STRESS VICARIANT

 
 

Informations pratiques


Quoi ? L’ASBL FEMMESProd et le Collectif OXO s’associent avec Frederique Bribosia du CERSO (Centre de ressources pour le social), superviseuse experte en analyse de genre et en travail social, afin de proposer une série de 6 séances de supervisions. Grâce au soutien de la Fédération Wallonie Bruxelles, ces dernières seront gratuites.

Pour qui ? Pour des travailleur.euse.s sociaux.ales et des intervenant.e.s artistiques qui sont en contact direct avec des personnes victimes de violences à travers leur travail d’accompagnement ou leur pratique artistique.

Pourquoi ? L’objectif de ces supervisions, au moyen d'une prise de recul sur sa pratique de travail, est la prévention du « stress vicariant » - expliqué ci-après.

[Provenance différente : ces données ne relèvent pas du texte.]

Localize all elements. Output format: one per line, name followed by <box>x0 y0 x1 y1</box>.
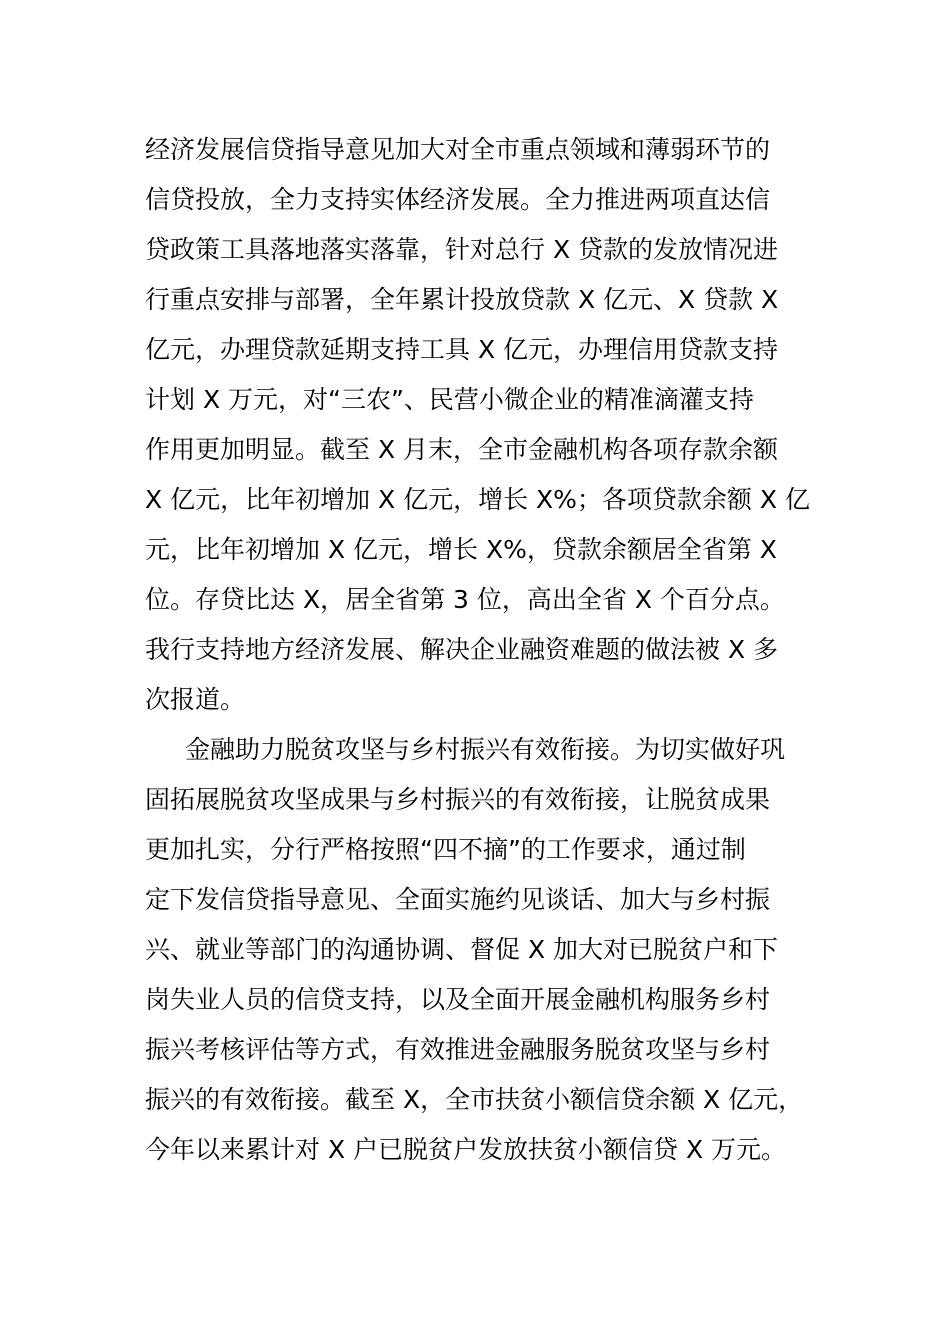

Comment & quand ? 6 séances de 3 heures sont programmées, à la fréquence d’une séance par mois. La première aura lieu le mercredi 27 avril de 17h30 à 20h30 à Etterbeek (See U). Les dates des séances suivantes seront déterminées en fonction des disponibilités des participant.e.s. Si vous avez des besoins spécifiques, tels que l'accessibilité (cf‧ situation de handicap), l’organisation d’une crèche ou l’aménagement d’un espace pour enfant si besoin, n'hésitez pas à nous en parler afin que nous puissions organiser les modalités pratiques d’accueil. Les séances se feront en présentiel, tout en tenant compte des normes sanitaires en vigueur. Le groupe sera composé de 5 à 8 personnes. Il est demandé aux participant.e.s de s’engager à venir à toutes les sessions afin de garantir la qualité et la continuité du travail, tout en créant un lien de confiance au sein du groupe.

Inscription obligatoire par mail : [email protected] ou [email protected]

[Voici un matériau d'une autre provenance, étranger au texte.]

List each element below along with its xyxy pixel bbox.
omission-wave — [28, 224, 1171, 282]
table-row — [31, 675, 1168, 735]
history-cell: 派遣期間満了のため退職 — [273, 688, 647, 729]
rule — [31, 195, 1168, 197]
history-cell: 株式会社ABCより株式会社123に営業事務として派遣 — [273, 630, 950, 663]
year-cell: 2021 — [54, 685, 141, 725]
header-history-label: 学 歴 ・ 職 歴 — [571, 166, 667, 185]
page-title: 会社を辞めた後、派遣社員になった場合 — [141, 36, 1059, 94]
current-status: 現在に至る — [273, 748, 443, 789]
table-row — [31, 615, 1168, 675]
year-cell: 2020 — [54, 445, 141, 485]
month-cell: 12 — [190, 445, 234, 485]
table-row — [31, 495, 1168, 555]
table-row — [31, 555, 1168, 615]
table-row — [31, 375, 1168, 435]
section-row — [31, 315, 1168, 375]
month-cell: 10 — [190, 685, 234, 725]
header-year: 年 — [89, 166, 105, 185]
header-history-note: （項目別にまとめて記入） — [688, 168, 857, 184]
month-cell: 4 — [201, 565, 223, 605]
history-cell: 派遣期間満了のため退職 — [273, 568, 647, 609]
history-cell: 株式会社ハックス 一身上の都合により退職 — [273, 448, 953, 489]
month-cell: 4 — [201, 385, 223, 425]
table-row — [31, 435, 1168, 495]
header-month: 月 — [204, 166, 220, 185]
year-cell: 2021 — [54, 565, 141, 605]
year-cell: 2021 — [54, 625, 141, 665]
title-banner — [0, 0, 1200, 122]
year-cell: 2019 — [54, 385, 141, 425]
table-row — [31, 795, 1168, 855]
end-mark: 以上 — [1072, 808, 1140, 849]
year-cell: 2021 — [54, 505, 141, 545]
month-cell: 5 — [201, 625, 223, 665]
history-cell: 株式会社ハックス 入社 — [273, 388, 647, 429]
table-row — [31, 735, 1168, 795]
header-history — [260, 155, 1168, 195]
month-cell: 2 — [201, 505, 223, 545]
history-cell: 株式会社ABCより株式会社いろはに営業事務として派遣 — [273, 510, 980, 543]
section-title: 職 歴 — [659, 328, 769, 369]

Le stress vicariant, quesako?


Travailler, être en contact, accompagner et écouter de manière régulière des personnes qui ont été victimes de violence peut représenter une lourde charge émotionnelle pour l'intervenant.e.

Le concept de « trauma vicariant » - ou encore appelé : « trauma par procuration » « stress traumatique secondaire » ou encore de « fatigue de compassion » - est un processus de modification profonde de l'identité-même des intervenant•es psychosociaux.ales qui sont en contact régulier avec des personnes psychotraumatisées. Témoin du traumatisme de ses bénéficiaires, l'intervenant.e qui souffre d'un trauma vicariant voit alors tout son cadre se modifier, sans toujours se rendre bien compte des raisons : son identité, sa vision du monde, ses ressources, son estime de soi. A travers les histoires tragiques qu'elle/il entend régulièrement; elle/il intègre de nouvelles réalité; elle/il peut avoir du mal à garder un sentiment d'espoir, garder une estime d'elle/de lui positive ou encore peut de plus en plus difficilement prendre soin de d'elle/de lui.

Par ailleurs, c'est le système sensoriel de l'intervenant.e qui peut être touché.e par cette identification profonde envers l'autre et celle-ci/celui-ci peut alors présenter des cauchemars, des douleurs, des flash-back, tout comme sa/son bénéficiaire. L'empathie peut alors se révéler être une arme à double tranchant.

La capacité de se mettre à la place des bénéficiaires, à ressentir profondément ce qu'elles/ils ressentent fait partie du suivi et de l'accompagnement social/artistique. Tout comme pour le burn out, cette empathie peut être source de trauma vicariant, l'accompagnateur.trice se trouvant submergé.e et envahi.e par la violence des émotions empathiques.
En effet, le stress vicariant peut notamment s'expliquer par le fonctionnement des neurones miroirs. La souffrance des personnes avec qui l'intervenant.e.s est en contact est « contagieuse ». Les traumatismes des personnes suivies viennent alors progressivement modifier l'état psychologique, émotionnel, physiologique et comportemental de l'aidant.e.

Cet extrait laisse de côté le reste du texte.